Data-based system representations from irregularly measured data
Mohammad Alsalti, Ivan Markovsky, Victor G. Lopez, Matthias A. Müller
TL;DR
Data-driven, non-parametric representations of discrete-time LTI systems are developed from irregularly measured data by exploiting the Hankel kernel structure. The authors modify a kernel-identification algorithm to recover a kernel representation from missing data, enabling reconstruction of any complete finite-length behavior and, in the special case of periodic missing outputs, guarantees under input conditions.
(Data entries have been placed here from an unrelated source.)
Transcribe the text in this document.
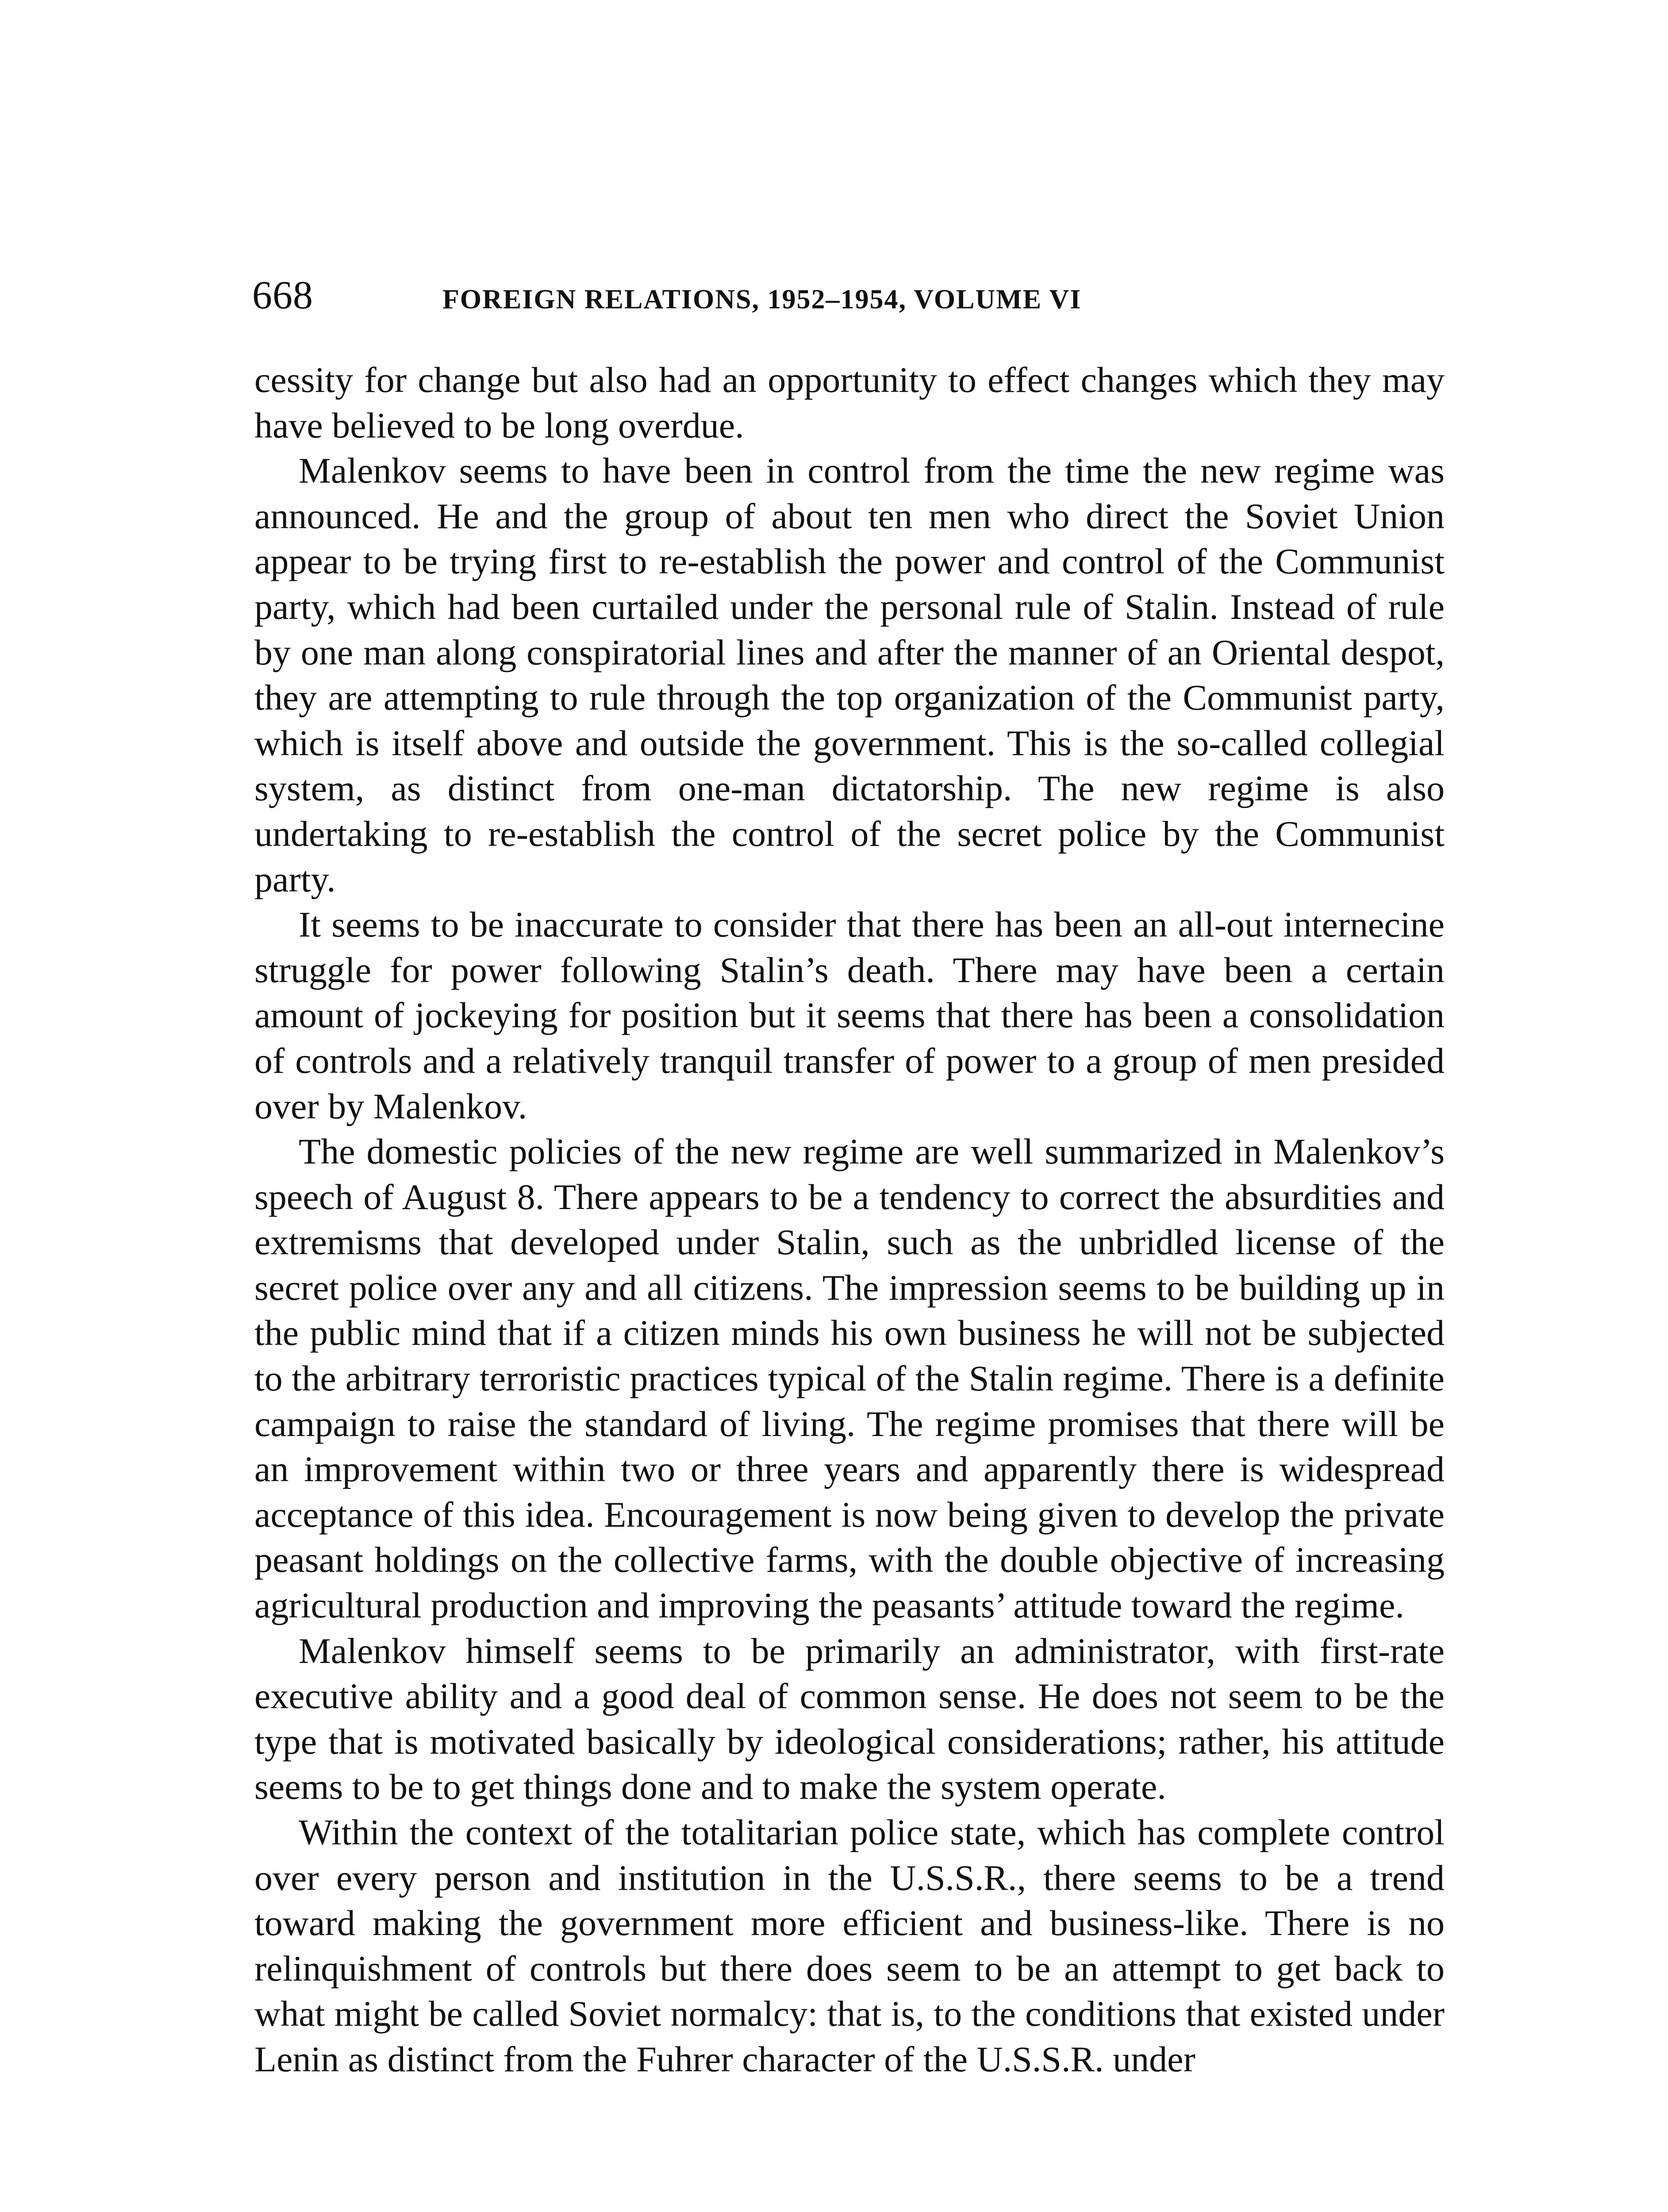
668	FOREIGN RELATIONS, 1952–1954, VOLUME VI

cessity for change but also had an opportunity to effect changes which they may have believed to be long overdue.

Malenkov seems to have been in control from the time the new regime was announced. He and the group of about ten men who direct the Soviet Union appear to be trying first to re-establish the power and control of the Communist party, which had been curtailed under the personal rule of Stalin. Instead of rule by one man along conspiratorial lines and after the manner of an Oriental despot, they are attempting to rule through the top organization of the Communist party, which is itself above and outside the government. This is the so-called collegial system, as distinct from one-man dictatorship. The new regime is also undertaking to re-establish the control of the secret police by the Communist party.

It seems to be inaccurate to consider that there has been an all-out internecine struggle for power following Stalin’s death. There may have been a certain amount of jockeying for position but it seems that there has been a consolidation of controls and a relatively tranquil transfer of power to a group of men presided over by Malenkov.

The domestic policies of the new regime are well summarized in Malenkov’s speech of August 8. There appears to be a tendency to correct the absurdities and extremisms that developed under Stalin, such as the unbridled license of the secret police over any and all citizens. The impression seems to be building up in the public mind that if a citizen minds his own business he will not be subjected to the arbitrary terroristic practices typical of the Stalin regime. There is a definite campaign to raise the standard of living. The regime promises that there will be an improvement within two or three years and apparently there is widespread acceptance of this idea. Encouragement is now being given to develop the private peasant holdings on the collective farms, with the double objective of increasing agricultural production and improving the peasants’ attitude toward the regime.

Malenkov himself seems to be primarily an administrator, with first-rate executive ability and a good deal of common sense. He does not seem to be the type that is motivated basically by ideological considerations; rather, his attitude seems to be to get things done and to make the system operate.

Within the context of the totalitarian police state, which has complete control over every person and institution in the U.S.S.R., there seems to be a trend toward making the government more efficient and business-like. There is no relinquishment of controls but there does seem to be an attempt to get back to what might be called Soviet normalcy: that is, to the conditions that existed under Lenin as distinct from the Fuhrer character of the U.S.S.R. under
They extend the framework to noisy data and demonstrate efficiency and accuracy through simulations and a physiological case study, showing advantages over data-completion via nuclear-norm methods. The work advances data-driven control by enabling reliable non-parametric modeling from incomplete offline measurements with practical impact across engineering and biomedical applications.
Abstract
Non-parametric representations of dynamical systems based on the image of a Hankel matrix of data are extensively used for data-driven control. However, if samples of data are missing, obtaining such representations becomes a difficult task. By exploiting the kernel structure of Hankel matrices of irregularly measured data generated by a linear time-invariant system, we provide computational methods for which any complete finite-length behavior of the system can be obtained. For the special case of periodically missing outputs, we provide conditions on the input such that the former result is guaranteed. In the presence of noise in the data, our method returns an approximate finite-length behavior of the system. We illustrate our result with several examples, including its use for approximate data completion in real-world applications and compare it to alternative methods.